Job losses during the recession may have been underestimated by close to a million jobs. So instead of employers cutting just over 7 million jobs from their payrolls since the economic downturn began in December 2007, it's expected that the Labor Department's new estimate will be a loss of 8 million jobs.
"It's an enormous understatement of the severity of the crisis," said Heidi Shierholz, labor economist with the Economic Policy Institute, a union-supported think tank. "It confirms that things were actually worse on the ground than what the reports suggested."
The new reading will come when the economists at the department's Bureau of Labor Statistics release their annual revision of U.S. payrolls from April 2008 through March of 2009 Friday, using data that wasn't available as the monthly readings were being estimated and reported.
Typically the revision results in only a slight change in the previous estimate -- about 0.1% to 0.2% of the total number of jobs. But there was nothing typical about the twelve month stretch that ended last March.
That period included the bankruptcy of Lehman Brothers, the seizing up of financial markets and the U.S. economy toppling close to the brink of another depression.
Battle brews over hourly jobs
The government's current readings show that 4.8 million jobs were lost in those twelve months, more than twice the jobs lost during any comparable April-March period going back to 1939, when the numbers first started to be compiled.
But the department has already given a preliminary look at this Friday's revision, and it says it believes it will show 824,000 fewer workers on payrolls than the current estimates.
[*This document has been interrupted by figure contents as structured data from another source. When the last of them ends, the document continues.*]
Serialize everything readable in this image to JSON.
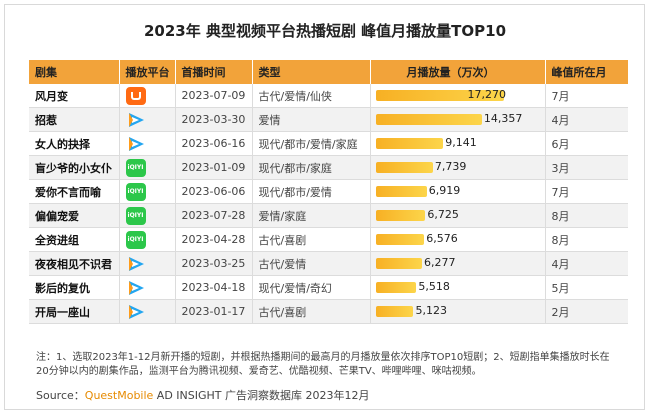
{
  "title": "2023年 典型视频平台热播短剧 峰值月播放量TOP10",
  "headers": {
    "name": "剧集",
    "platform": "播放平台",
    "date": "首播时间",
    "genre": "类型",
    "plays": "月播放量（万次）",
    "peak": "峰值所在月"
  },
  "platform_icons": {
    "mango": "mango-tv-icon",
    "tencent": "tencent-video-icon",
    "iqiyi": "iqiyi-icon"
  },
  "iqiyi_text": "iQIYI",
  "colors": {
    "header": "#f2a33a",
    "bar": "#f7b024",
    "mango": "#ff6a13",
    "iqiyi": "#2cc74a"
  },
  "rows": [
    {
      "name": "风月变",
      "platform": "mango",
      "date": "2023-07-09",
      "genre": "古代/爱情/仙侠",
      "plays": "17,270",
      "peak": "7月"
    },
    {
      "name": "招惹",
      "platform": "tencent",
      "date": "2023-03-30",
      "genre": "爱情",
      "plays": "14,357",
      "peak": "4月"
    },
    {
      "name": "女人的抉择",
      "platform": "tencent",
      "date": "2023-06-16",
      "genre": "现代/都市/爱情/家庭",
      "plays": "9,141",
      "peak": "6月"
    },
    {
      "name": "盲少爷的小女仆",
      "platform": "iqiyi",
      "date": "2023-01-09",
      "genre": "现代/都市/家庭",
      "plays": "7,739",
      "peak": "3月"
    },
    {
      "name": "爱你不言而喻",
      "platform": "iqiyi",
      "date": "2023-06-06",
      "genre": "现代/都市/爱情",
      "plays": "6,919",
      "peak": "7月"
    },
    {
      "name": "偏偏宠爱",
      "platform": "iqiyi",
      "date": "2023-07-28",
      "genre": "爱情/家庭",
      "plays": "6,725",
      "peak": "8月"
    },
    {
      "name": "全资进组",
      "platform": "iqiyi",
      "date": "2023-04-28",
      "genre": "古代/喜剧",
      "plays": "6,576",
      "peak": "8月"
    },
    {
      "name": "夜夜相见不识君",
      "platform": "tencent",
      "date": "2023-03-25",
      "genre": "古代/爱情",
      "plays": "6,277",
      "peak": "4月"
    },
    {
      "name": "影后的复仇",
      "platform": "tencent",
      "date": "2023-04-18",
      "genre": "现代/爱情/奇幻",
      "plays": "5,518",
      "peak": "5月"
    },
    {
      "name": "开局一座山",
      "platform": "tencent",
      "date": "2023-01-17",
      "genre": "古代/喜剧",
      "plays": "5,123",
      "peak": "2月"
    }
  ],
  "chart_data": {
    "type": "table",
    "title": "2023年 典型视频平台热播短剧 峰值月播放量TOP10",
    "series": [
      {
        "name": "月播放量（万次）",
        "values": [
          17270,
          14357,
          9141,
          7739,
          6919,
          6725,
          6576,
          6277,
          5518,
          5123
        ]
      }
    ],
    "categories": [
      "风月变",
      "招惹",
      "女人的抉择",
      "盲少爷的小女仆",
      "爱你不言而喻",
      "偏偏宠爱",
      "全资进组",
      "夜夜相见不识君",
      "影后的复仇",
      "开局一座山"
    ],
    "xlim": [
      0,
      17270
    ]
  },
  "note": "注：1、选取2023年1-12月新开播的短剧，并根据热播期间的最高月的月播放量依次排序TOP10短剧；2、短剧指单集播放时长在20分钟以内的剧集作品，监测平台为腾讯视频、爱奇艺、优酷视频、芒果TV、哔哩哔哩、咪咕视频。",
  "source_prefix": "Source：",
  "source_brand": "QuestMobile",
  "source_rest": " AD INSIGHT 广告洞察数据库 2023年12月"
}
That would be the biggest downward revision in the 30 years for which comparisons of those adjustments is possible.
"There's certainly a disconnect between economists like myself who say the recession ended in May or June and the person on the street who says the recession hasn't ended," said John Canally, economist LPL Financial. "This report is only going to widen that gap."
Canally said the big revision is one reason that it's difficult to estimate what Friday's report will show about the labor market in January, or how investors will react to the report.
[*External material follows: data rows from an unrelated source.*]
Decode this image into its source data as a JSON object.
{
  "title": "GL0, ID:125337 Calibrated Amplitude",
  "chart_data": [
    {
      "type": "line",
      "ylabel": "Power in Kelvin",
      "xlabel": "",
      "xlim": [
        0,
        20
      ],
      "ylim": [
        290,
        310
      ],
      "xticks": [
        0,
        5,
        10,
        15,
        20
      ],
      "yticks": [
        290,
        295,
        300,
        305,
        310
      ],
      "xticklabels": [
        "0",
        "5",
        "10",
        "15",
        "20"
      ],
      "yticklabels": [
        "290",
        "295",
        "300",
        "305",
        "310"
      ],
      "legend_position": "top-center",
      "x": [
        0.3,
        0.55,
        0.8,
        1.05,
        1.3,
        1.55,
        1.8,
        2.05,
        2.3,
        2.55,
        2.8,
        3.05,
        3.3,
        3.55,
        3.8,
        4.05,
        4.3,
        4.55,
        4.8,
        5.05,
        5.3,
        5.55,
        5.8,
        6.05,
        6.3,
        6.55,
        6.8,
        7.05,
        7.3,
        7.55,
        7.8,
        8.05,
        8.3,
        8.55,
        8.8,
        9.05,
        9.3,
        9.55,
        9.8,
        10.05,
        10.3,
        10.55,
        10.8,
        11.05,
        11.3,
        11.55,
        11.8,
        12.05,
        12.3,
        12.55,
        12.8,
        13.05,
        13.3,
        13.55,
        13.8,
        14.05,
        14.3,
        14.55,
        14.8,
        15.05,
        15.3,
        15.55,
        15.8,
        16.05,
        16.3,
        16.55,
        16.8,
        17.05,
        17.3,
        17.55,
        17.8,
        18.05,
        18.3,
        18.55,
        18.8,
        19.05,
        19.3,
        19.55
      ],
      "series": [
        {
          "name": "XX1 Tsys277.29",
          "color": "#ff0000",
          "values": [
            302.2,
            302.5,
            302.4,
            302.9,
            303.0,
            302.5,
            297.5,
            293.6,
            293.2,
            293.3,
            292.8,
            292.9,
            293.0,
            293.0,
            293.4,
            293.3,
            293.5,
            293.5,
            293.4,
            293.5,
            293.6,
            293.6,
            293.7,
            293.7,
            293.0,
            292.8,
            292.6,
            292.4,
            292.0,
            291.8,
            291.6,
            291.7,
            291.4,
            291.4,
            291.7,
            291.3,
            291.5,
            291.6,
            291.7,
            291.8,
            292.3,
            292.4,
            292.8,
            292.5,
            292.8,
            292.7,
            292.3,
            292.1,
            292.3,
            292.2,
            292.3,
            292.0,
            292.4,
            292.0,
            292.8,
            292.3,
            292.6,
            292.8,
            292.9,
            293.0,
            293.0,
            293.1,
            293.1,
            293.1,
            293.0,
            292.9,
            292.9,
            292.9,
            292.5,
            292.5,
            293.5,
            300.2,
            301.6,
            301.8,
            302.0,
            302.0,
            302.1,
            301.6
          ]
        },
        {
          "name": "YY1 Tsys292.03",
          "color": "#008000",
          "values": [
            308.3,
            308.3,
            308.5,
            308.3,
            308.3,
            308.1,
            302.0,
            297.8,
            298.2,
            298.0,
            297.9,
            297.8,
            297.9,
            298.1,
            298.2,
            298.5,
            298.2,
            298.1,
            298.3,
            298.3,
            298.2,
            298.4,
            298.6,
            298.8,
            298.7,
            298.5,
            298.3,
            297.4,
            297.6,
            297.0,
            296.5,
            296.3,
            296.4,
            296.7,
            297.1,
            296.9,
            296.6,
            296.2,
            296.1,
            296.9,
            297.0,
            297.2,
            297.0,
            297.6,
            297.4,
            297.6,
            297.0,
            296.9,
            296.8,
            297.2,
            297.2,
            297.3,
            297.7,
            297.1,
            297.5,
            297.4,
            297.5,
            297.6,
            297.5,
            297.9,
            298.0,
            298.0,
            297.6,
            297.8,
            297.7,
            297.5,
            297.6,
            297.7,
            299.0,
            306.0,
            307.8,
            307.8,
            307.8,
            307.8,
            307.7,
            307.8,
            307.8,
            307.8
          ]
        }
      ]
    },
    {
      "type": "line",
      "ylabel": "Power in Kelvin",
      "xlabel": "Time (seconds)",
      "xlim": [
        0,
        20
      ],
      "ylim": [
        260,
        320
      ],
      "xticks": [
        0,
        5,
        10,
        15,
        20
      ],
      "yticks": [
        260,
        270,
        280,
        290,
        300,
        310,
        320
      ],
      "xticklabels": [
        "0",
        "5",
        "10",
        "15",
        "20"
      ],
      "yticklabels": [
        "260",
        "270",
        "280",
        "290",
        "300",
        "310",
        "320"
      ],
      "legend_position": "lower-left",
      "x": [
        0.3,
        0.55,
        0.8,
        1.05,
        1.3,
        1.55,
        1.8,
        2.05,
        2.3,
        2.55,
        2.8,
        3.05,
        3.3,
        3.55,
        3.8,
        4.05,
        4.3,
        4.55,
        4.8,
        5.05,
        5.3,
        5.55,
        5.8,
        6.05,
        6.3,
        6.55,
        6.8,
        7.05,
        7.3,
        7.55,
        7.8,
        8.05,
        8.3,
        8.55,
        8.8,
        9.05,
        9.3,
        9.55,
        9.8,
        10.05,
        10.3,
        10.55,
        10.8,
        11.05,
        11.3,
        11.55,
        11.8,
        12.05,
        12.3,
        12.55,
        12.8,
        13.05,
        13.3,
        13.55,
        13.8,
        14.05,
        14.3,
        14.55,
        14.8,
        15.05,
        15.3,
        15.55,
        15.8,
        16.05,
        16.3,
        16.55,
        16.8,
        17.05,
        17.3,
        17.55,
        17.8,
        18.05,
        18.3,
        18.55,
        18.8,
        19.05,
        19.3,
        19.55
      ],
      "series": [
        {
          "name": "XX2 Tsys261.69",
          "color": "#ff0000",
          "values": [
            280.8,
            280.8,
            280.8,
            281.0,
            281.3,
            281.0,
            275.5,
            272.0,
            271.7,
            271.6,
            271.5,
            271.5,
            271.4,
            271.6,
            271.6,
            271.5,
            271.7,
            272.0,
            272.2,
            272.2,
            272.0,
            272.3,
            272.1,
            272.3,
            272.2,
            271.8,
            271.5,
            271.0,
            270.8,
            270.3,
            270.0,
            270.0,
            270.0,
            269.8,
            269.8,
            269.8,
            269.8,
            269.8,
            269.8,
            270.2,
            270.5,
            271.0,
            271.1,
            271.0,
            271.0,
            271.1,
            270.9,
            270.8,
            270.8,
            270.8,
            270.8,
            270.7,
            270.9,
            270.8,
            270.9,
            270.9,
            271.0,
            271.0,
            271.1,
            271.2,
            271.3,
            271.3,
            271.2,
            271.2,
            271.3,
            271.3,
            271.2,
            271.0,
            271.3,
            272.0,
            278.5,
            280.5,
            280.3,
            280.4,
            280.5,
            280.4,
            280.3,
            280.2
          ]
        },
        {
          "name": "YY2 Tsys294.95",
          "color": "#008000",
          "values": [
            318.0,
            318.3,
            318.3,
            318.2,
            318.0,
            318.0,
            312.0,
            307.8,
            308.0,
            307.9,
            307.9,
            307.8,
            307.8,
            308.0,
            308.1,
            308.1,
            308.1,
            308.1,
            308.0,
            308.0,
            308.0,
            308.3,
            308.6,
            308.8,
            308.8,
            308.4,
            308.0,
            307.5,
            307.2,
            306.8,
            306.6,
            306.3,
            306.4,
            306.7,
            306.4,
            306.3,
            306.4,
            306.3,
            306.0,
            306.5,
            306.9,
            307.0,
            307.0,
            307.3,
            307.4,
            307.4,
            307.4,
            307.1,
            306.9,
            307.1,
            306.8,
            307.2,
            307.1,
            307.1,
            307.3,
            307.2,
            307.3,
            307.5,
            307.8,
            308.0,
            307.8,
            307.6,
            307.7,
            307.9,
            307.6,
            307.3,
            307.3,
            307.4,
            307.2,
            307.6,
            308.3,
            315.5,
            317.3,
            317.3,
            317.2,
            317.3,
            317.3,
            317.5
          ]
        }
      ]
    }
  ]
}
Economists surveyed by Briefing.com are forecasting a net gain of 13,000 jobs in January, following a loss of 85,000 jobs in December. The unemployment rate is expected to remain at 10%.
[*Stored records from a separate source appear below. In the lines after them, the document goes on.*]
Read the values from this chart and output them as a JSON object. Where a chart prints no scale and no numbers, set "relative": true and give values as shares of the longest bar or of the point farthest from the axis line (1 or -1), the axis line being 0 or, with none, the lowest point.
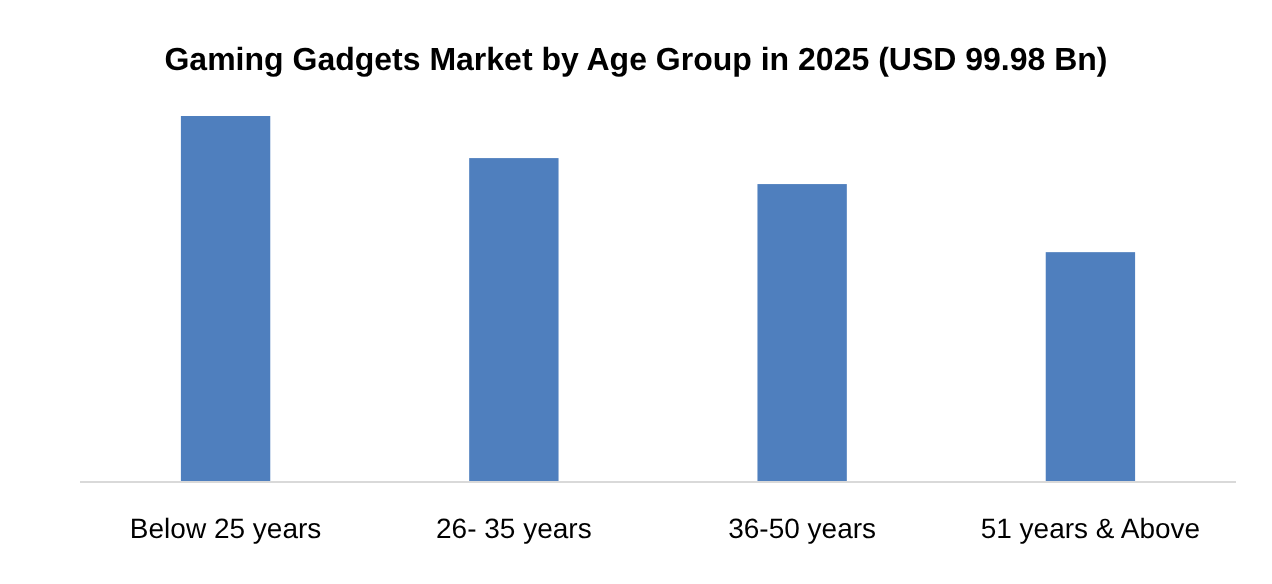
{
  "chart_data": {
    "type": "bar",
    "title": "Gaming Gadgets Market by Age Group in 2025 (USD 99.98 Bn)",
    "categories": [
      "Below 25 years",
      "26- 35 years",
      "36-50 years",
      "51 years & Above"
    ],
    "values": [
      1,
      0.885,
      0.814,
      0.628
    ],
    "color": "#4f7fbe",
    "relative": true
  }
}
Economists say it shouldn't be a surprise that there is such a big revision this time, given the severity of the economic downturn.
"Most of the time it's reasonably accurate. But when there are very sharp changes in the economy, they tend to miss and it becomes a big problem," said Dean Baker, co-director of the Center for Economic and Policy Research.
The problem is that BLS models appear to have grossly overestimated the number of new businesses that opened during the recession.
The payroll number is created through a monthly survey of employers, but that survey misses employers who start a business during the course of the year, as well as those who have gone out of business.
So every month BLS uses what is known as a birth-death adjustment to estimate the number of jobs created or lost from that turnover in business.
During the April 2008-March 2009 period, that adjustment added jobs to the overall payroll number in 11 of the 12 months, resulting in a net gain of 717,000 jobs.
"When the numbers were coming out, the idea that we had a significant number of businesses being created didn't make sense," said Baker.
There is a concern that this problem didn't end in March of 2009. In fact, the adjustment added even more jobs -- 990,000 -- in the nine months reported since then.
So another big revision in the payroll numbers could be looming a year from now. That means this Friday's report should give pause to anyone who is depending on the official numbers to signal real improvement in the economy.
"The numbers might be showing some pick-up in hiring, but I haven't seen much evidence of it," said Mark Vitner, senior economist with Wells Fargo Securities
But seriously folks, 800,000 jobs off, 14% off the actual and somehow this isn't a big deal? Where is the transparency, fuck, where is the competence?